Xircom (Nasdaq: XIRC) shares surged after Intel (Nasdaq: INTC) announced it would snap up the company for $748 million. Intel analysts dismissed the deal and questioned the premium.
Xircom, a maker of network adapters and modems, was up 6.5 to 24.56 Tuesday afternoon. Intel shares were off 0.75 to 31.38 following Monday's announcement which coincided with Xircom's disappointing first-quarter results.
Intel (Nasdaq: INTC) will buy Xircom for about $25 per share in an all-cash tender offer that will commence within 10 working days. It will also assume all existing vested and unvested employee options.
The acquisition will strengthen Intel's mobile business, especially in its technology for linking mobile computing devices to corporate wired and wireless networks, the company said.
The deal is expected to be completed in the first quarter of this year, when Xircom will become a wholly owned subsidiary of Intel as part of its Network Communications Group.
Dan Scovel of Needham noted the timing of the deal was odd; "the premium Intel's paying is not a lot, but it probably would have been less if the Xircom (quarterly) announcement would have gone out first."
Xircom on Monday posted a loss of $2.46 million, or 8 cents a share, on sales of $120.1 million for the first quarter ended Dec. 31. Earnings excluding an acquisition charge were a penny a share, well below the 14 cents a share that First Call's consensus was predicting.

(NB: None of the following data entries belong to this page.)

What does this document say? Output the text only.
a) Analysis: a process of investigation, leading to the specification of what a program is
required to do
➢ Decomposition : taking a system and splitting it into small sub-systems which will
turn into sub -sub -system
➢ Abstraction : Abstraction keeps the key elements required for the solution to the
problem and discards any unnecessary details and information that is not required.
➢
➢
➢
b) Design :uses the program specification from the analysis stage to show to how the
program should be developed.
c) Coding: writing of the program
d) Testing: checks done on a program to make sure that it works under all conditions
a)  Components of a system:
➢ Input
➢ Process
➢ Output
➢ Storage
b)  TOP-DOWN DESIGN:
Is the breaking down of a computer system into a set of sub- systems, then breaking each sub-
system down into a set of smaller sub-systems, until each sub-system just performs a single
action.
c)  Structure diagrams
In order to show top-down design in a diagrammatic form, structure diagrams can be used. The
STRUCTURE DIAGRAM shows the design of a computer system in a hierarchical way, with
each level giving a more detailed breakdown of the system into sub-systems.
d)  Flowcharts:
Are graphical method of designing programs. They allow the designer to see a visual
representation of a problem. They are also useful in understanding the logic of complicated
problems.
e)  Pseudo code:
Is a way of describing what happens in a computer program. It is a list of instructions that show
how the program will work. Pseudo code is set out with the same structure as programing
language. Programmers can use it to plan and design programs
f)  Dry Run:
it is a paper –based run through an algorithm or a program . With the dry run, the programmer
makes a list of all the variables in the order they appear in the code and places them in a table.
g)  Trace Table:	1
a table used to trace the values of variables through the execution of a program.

"This doesn't seem to be a strategic move. It's more tactical. I don't view it as a big deal," said Prudential Securities analyst Hans Mosesmann. He said Xircom's technology for PDA fits in well with Intel's wireless business.
Scovel also said the deal wasn't an important strategic move for Intel, and just helps it make further inroads in the networking space.
Intel will also report its fourth-quarter earnings after Tuesday's bell. At best, the chipmaker is expected to hit reduced expectations in the quarter.
Analysts are expecting total sales in the neighborhood of $8.7 billion, roughly flat with the third quarter.